On harps of earlier design, a given string can play only a single note without retuning. In many cases this means such a harp
can only play in one key at a time and must be manually retuned to play in another key. Various remedies to this limitation
evolved: the addition of extra strings to cover chromatic notes (sometimes in separate or angled rows distinct from the main row
of strings), addition of small levers on the crossbar which when actuated raise the pitch of a string by a set interval
(usually a semitone), or use of pedals at the base of the instrument which change the pitch of a string when pressed with the foot.
These solutions increase the versatility of a harp at the cost of adding complexity, weight, and expense.
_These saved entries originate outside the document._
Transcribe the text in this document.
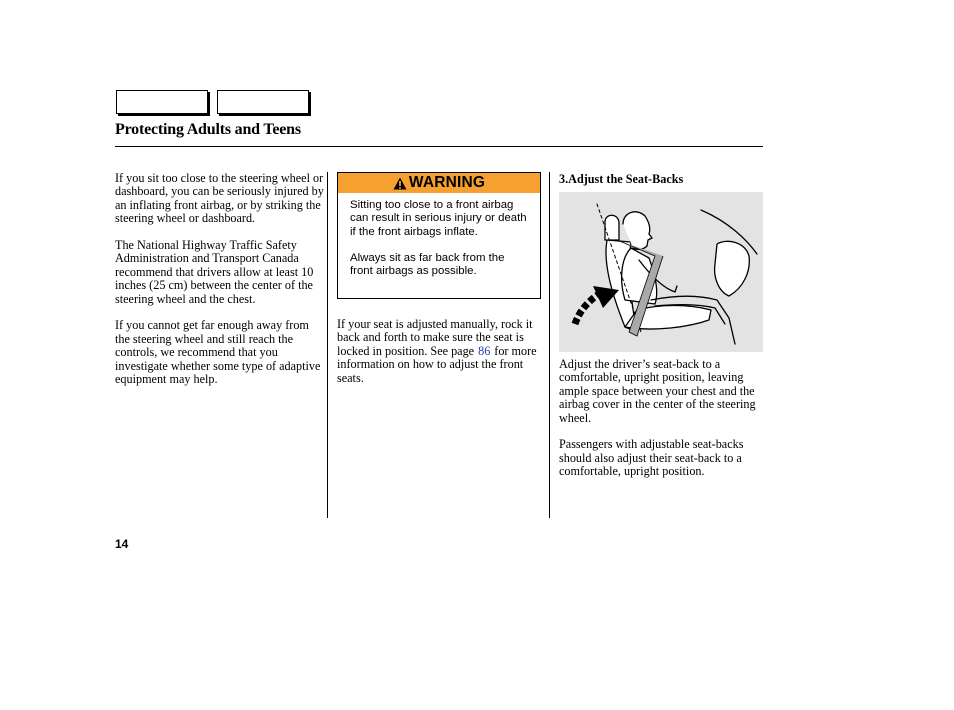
Protecting Adults and Teens

If you sit too close to the steering wheel or dashboard, you can be seriously injured by an inflating front airbag, or by striking the steering wheel or dashboard.

The National Highway Traffic Safety Administration and Transport Canada recommend that drivers allow at least 10 inches (25 cm) between the center of the steering wheel and the chest.

If you cannot get far enough away from the steering wheel and still reach the controls, we recommend that you investigate whether some type of adaptive equipment may help.

WARNING

Sitting too close to a front airbag can result in serious injury or death if the front airbags inflate.

Always sit as far back from the front airbags as possible.

If your seat is adjusted manually, rock it back and forth to make sure the seat is locked in position. See page 86 for more information on how to adjust the front seats.

3.Adjust the Seat-Backs

Adjust the driver’s seat-back to a comfortable, upright position, leaving ample space between your chest and the airbag cover in the center of the steering wheel.

Passengers with adjustable seat-backs should also adjust their seat-back to a comfortable, upright position.

14
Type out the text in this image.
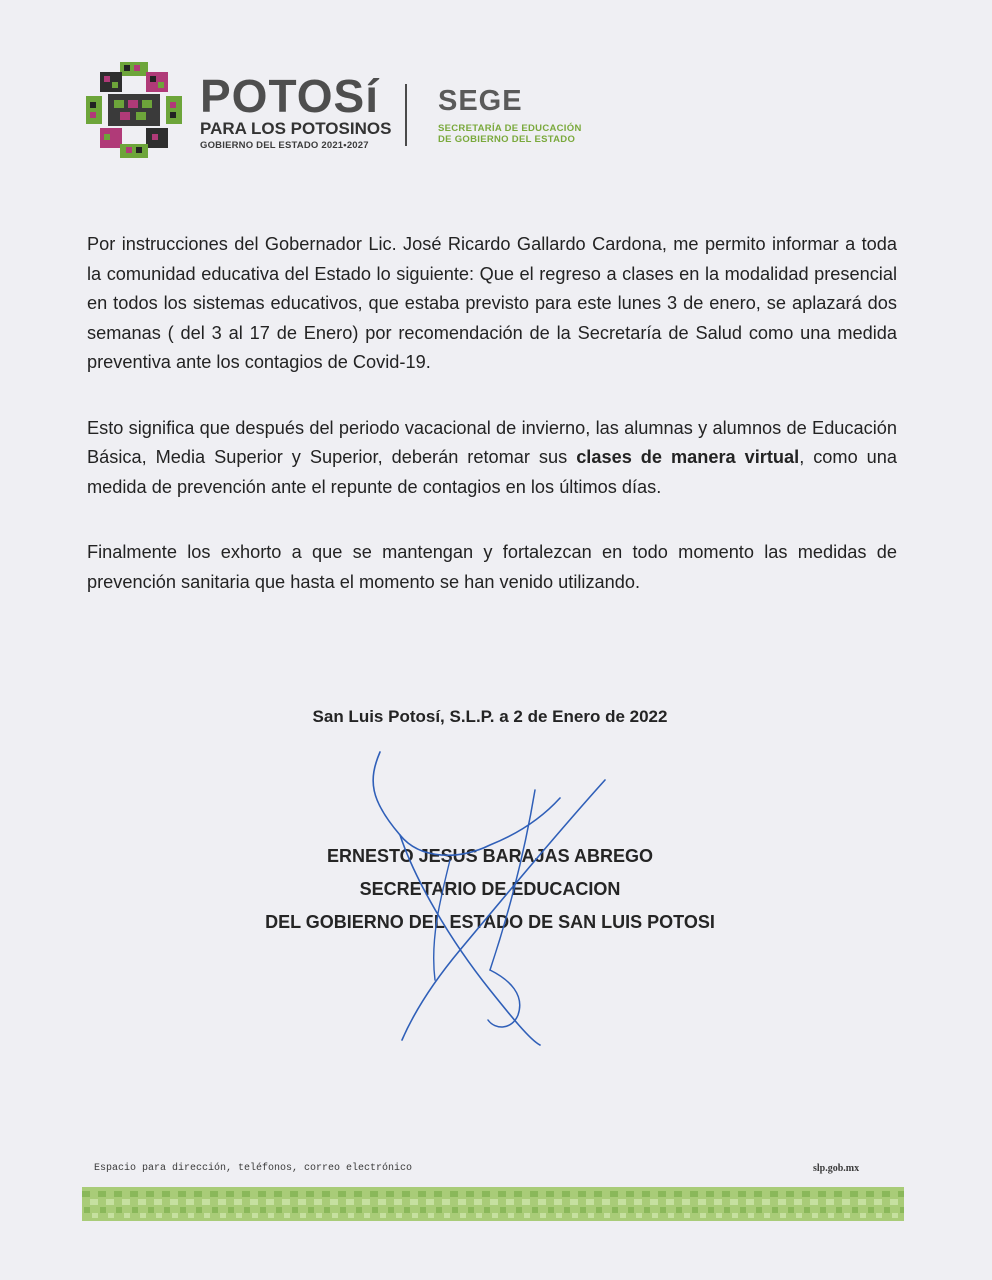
POTOSí
PARA LOS POTOSINOS
GOBIERNO DEL ESTADO 2021•2027
SEGE
SECRETARÍA DE EDUCACIÓN
DE GOBIERNO DEL ESTADO

Por instrucciones del Gobernador Lic. José Ricardo Gallardo Cardona, me permito informar a toda la comunidad educativa del Estado lo siguiente: Que el regreso a clases en la modalidad presencial en todos los sistemas educativos, que estaba previsto para este lunes 3 de enero, se aplazará dos semanas ( del 3 al 17 de Enero) por recomendación de la Secretaría de Salud como una medida preventiva ante los contagios de Covid-19.

Esto significa que después del periodo vacacional de invierno, las alumnas y alumnos de Educación Básica, Media Superior y Superior, deberán retomar sus clases de manera virtual, como una medida de prevención ante el repunte de contagios en los últimos días.

Finalmente los exhorto a que se mantengan y fortalezcan en todo momento las medidas de prevención sanitaria que hasta el momento se han venido utilizando.

San Luis Potosí, S.L.P. a 2 de Enero de 2022
ERNESTO JESUS BARAJAS ABREGO
SECRETARIO DE EDUCACION
DEL GOBIERNO DEL ESTADO DE SAN LUIS POTOSI
Espacio para dirección, teléfonos, correo electrónico	slp.gob.mx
“Music is enough for a lifetime,
but a lifetime is not enough for music.”

The real and strong love to music is something that cannot be learnt or bought. It´s a gift which even if it´s endowed,
it has to be worked out to reach the target. A person has to go through the years of diligent work, which hide long hours
of rehearsing and a big stamina. Without these personality traits it would be impossible.

It is said that a mirror helps us to see our face, but thanks to art we can see our soul. I´m very pleased to be so lucky
that I soon found myself in my profession. I can´t imagine my life without it. The things are sometimes not easy
in our lifes and my primary aim is to spread joy, happiness and caress the souls even in the days of sadness.